Set-BuildVariable DeploymentIssueId
(
    Value: $JiraIssueId
);

The second operation will then set $DeploymentIssueId as a build variable, which means it will be not only visible on the build page, but you can also use it in all future deployments on that build.

You can then use the $DeploymentIssueId in later operations to automatically change issue status.

Tip: Use a Variable Renderer for User-friendly Display

You can do this in BuildMaster with Variable Value Renderers. These are essentially instructions for how to render variables in the UI that have certain names (such as $JiraIssueId). Because you can specify HTML in a value renderer, you link directly to your issue tracker. This provides easy navigation for users.

An example renderer HTML that links back to Jira would be:

<a href="https://jira.internal.corp/browse/$JiraIssueId">$JiraIssueId</a>

BuildMaster 2022 and Earlier

You'll need to install the Jira extension by navigating to the Admin > Extensions page in your instance of BuildMaster and click on the Jira extension to install it.

If your instance doesn't have Internet access, you can manually install the Jira extension after downloading the Jira Extension Package.

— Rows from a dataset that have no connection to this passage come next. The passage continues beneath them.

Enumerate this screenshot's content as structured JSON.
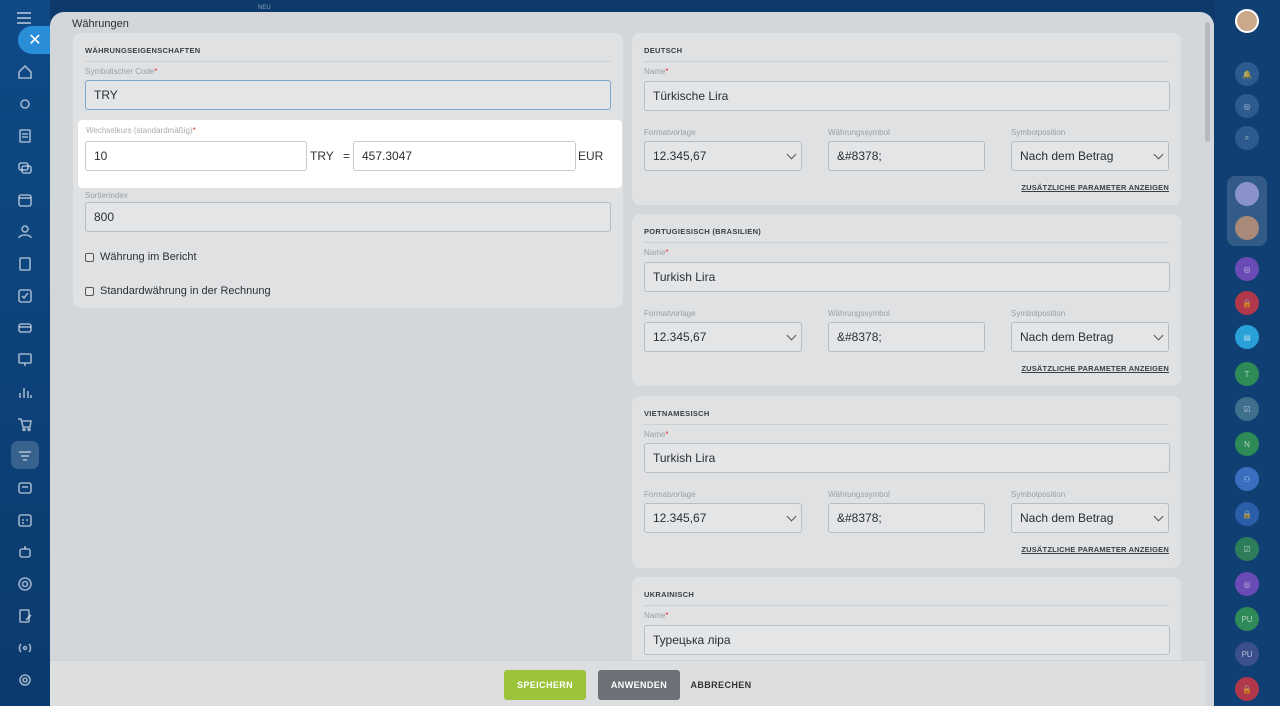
{
  "top_badge": "NEU",
  "panel": {
    "title": "Währungen"
  },
  "properties": {
    "title": "WÄHRUNGSEIGENSCHAFTEN",
    "code_label": "Symbolischer Code",
    "code_value": "TRY",
    "rate_label": "Wechselkurs (standardmäßig)",
    "rate_amount": "10",
    "rate_from_currency": "TRY",
    "rate_equals": "=",
    "rate_value": "457.3047",
    "rate_to_currency": "EUR",
    "sort_label": "Sortierindex",
    "sort_value": "800",
    "checkbox_report": "Währung im Bericht",
    "checkbox_invoice": "Standardwährung in der Rechnung",
    "required_mark": "*"
  },
  "languages": [
    {
      "title": "DEUTSCH",
      "name_label": "Name",
      "name_value": "Türkische Lira",
      "format_label": "Formatvorlage",
      "format_value": "12.345,67",
      "symbol_label": "Währungssymbol",
      "symbol_value": "&#8378;",
      "position_label": "Symbolposition",
      "position_value": "Nach dem Betrag",
      "more_link": "ZUSÄTZLICHE PARAMETER ANZEIGEN"
    },
    {
      "title": "PORTUGIESISCH (BRASILIEN)",
      "name_label": "Name",
      "name_value": "Turkish Lira",
      "format_label": "Formatvorlage",
      "format_value": "12.345,67",
      "symbol_label": "Währungssymbol",
      "symbol_value": "&#8378;",
      "position_label": "Symbolposition",
      "position_value": "Nach dem Betrag",
      "more_link": "ZUSÄTZLICHE PARAMETER ANZEIGEN"
    },
    {
      "title": "VIETNAMESISCH",
      "name_label": "Name",
      "name_value": "Turkish Lira",
      "format_label": "Formatvorlage",
      "format_value": "12.345,67",
      "symbol_label": "Währungssymbol",
      "symbol_value": "&#8378;",
      "position_label": "Symbolposition",
      "position_value": "Nach dem Betrag",
      "more_link": "ZUSÄTZLICHE PARAMETER ANZEIGEN"
    },
    {
      "title": "UKRAINISCH",
      "name_label": "Name",
      "name_value": "Турецька ліра"
    }
  ],
  "footer": {
    "save": "SPEICHERN",
    "apply": "ANWENDEN",
    "cancel": "ABBRECHEN"
  },
  "right_bar_badges": [
    "T",
    "N",
    "PU",
    "PU"
  ],
  "colors": {
    "save_button": "#9cc43a",
    "apply_button": "#6b7176",
    "accent": "#2a8dd8",
    "required": "#e53935"
  }
}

Prior to Issue Tracker Projects, a combination of Issue Sources and Resource Credentials are used to connect BuildMaster to Jira. Installing the Jira extension will allow you to create a:

  • Resource Credential that contains a server URL and username/password to connect to your Jira server
    • To connect, the Jira server URL is required, which for hosted installations follows the format: https://jira.internal.corp
  • Issue Source that identifies which Jira issues belong in which BuildMaster release as outlined below

Both Resource Credentials and Issue Sources can be configured at the application level, the application group level, and the system level. This means you can have multiple issue sources per application or use one issue source for multiple applications, and they can all use the same resource credential.

Variables and Legacy Issue Sources

BuildMaster will automatically and periodically perform one synchronization for each active release in the system. This means that a release is always "in context," and you can use any of the variable functions that rely on a release to be in context: $ApplicationName, $ReleaseNumber, $ReleaseName, $ReleaseNumberPart(), etc.

You can also use any configuration variables that are accessible from a release context: release, application, application-group, or system.